Chief Guantánamo Prosecutor Retiring Before Sept. 11 Trial Begins
WASHINGTON — The Army general who has led war crimes prosecutions at Guantánamo Bay, Cuba, for a decade is retiring and handing off the trial of the five men accused of conspiring in the attacks of Sept. 11, 2001 to an as-yet unchosen successor.
Brig. Gen. Mark S. Martins of the Army served as chief prosecutor for military commissions throughout the Obama and Trump administrations.
His decision to retire came as a surprise because he had obtained an extension to serve in the post until Jan. 1, 2023. Instead, he will retire on Sept. 30, according to a notice sent by Karen V. Loftus, a prosecution staff member, to families of the 3,000 people killed in the Sept. 11 attacks.
Defense officials said a board was likely to be assembled to select a new chief prosecutor, who will be of the rank of Army colonel or Navy captain rather than the rank of a one-star general.
General Martins, a Harvard Law School-educated West Point graduate, had for many years been the public face of military commissions. In his first years in the position, he undertook a speaking campaign to promote the hybrid form of justice that the Bush administration established after the invasion of Afghanistan.
The Obama administration made some changes to the system and pursued the Sept. 11 case against Khalid Shaikh Mohammed and four accused accomplices at Guantánamo, rather than in federal court.
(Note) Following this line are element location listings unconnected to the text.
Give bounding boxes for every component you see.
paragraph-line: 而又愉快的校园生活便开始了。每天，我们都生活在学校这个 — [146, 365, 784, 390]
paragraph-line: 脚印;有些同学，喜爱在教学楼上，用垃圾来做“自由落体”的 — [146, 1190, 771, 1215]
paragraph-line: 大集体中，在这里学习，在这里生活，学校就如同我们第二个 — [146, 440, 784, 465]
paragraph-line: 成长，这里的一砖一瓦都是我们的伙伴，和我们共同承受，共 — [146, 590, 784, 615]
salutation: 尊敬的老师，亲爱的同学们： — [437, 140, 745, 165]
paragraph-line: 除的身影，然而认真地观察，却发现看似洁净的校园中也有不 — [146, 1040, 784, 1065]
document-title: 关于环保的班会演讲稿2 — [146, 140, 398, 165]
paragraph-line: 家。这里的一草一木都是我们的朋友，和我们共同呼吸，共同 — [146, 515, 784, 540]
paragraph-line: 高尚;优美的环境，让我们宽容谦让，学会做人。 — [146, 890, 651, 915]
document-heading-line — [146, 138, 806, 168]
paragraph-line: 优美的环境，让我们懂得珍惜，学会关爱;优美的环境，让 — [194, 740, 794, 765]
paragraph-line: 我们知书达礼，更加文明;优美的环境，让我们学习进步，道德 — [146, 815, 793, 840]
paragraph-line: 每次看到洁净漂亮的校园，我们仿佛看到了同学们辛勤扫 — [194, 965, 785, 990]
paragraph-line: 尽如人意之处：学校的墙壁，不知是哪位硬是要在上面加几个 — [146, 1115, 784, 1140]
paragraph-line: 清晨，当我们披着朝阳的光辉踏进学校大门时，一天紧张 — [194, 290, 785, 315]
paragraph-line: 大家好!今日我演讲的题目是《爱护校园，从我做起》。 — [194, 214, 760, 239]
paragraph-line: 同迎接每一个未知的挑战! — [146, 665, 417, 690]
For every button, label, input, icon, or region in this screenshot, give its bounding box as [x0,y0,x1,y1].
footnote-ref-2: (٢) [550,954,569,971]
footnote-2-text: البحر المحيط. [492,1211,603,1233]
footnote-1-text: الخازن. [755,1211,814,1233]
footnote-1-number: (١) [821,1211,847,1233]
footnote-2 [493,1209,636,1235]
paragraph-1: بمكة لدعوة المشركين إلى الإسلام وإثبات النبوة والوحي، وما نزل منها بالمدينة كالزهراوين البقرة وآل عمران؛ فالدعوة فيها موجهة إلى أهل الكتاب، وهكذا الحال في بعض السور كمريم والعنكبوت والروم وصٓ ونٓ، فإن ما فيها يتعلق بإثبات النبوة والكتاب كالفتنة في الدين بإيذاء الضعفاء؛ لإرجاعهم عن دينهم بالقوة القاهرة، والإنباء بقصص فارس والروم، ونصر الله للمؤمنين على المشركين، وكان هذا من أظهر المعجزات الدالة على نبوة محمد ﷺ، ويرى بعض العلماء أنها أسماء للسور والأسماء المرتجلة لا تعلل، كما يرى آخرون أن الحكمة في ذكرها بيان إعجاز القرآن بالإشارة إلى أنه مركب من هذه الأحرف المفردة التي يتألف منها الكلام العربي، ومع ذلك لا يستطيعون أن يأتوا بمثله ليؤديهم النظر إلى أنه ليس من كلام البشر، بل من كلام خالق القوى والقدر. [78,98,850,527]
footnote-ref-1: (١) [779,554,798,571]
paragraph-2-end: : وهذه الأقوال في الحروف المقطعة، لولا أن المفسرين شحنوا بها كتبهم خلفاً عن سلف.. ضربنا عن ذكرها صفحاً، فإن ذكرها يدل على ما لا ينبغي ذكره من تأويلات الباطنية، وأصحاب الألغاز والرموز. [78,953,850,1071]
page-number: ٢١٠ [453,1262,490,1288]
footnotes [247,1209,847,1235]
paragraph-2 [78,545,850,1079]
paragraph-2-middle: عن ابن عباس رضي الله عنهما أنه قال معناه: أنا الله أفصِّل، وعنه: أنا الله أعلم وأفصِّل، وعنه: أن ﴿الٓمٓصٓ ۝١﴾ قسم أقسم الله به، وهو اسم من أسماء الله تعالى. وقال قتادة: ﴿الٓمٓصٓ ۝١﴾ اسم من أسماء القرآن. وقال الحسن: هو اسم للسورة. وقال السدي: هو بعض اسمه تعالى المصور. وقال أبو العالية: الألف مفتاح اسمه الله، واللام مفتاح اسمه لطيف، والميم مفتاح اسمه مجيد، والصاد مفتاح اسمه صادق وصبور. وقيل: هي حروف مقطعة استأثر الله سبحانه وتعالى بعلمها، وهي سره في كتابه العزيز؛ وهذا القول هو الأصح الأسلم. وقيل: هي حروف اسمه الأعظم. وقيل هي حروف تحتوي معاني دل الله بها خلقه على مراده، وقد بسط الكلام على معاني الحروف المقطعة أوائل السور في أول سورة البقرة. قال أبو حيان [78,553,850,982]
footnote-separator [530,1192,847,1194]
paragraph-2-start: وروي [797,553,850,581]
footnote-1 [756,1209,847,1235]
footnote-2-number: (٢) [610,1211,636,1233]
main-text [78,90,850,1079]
Their case has been mired in pretrial proceedings since arraignment in May 2011.
Although the case currently has no military judge assigned to hear it, Pentagon officials are preparing for its first hearings since February 2020 to take place in the first two weeks of September, coinciding with the 20th anniversary of the attacks.
Ms. Loftus said General Martins chose to retire “in the best interests of the ongoing cases.” Military Commissions hearings are scheduled to resume next week for the first time since the beginning of the pandemic, in a case accusing an Iraqi man of commanding forces that committed war crimes in Afghanistan in 2002 and 2003.
Ms. Loftus called the timing “an ideal window to identify a successor” because proceedings are “finally in view again for all of our cases following the pandemic-driven hiatus.”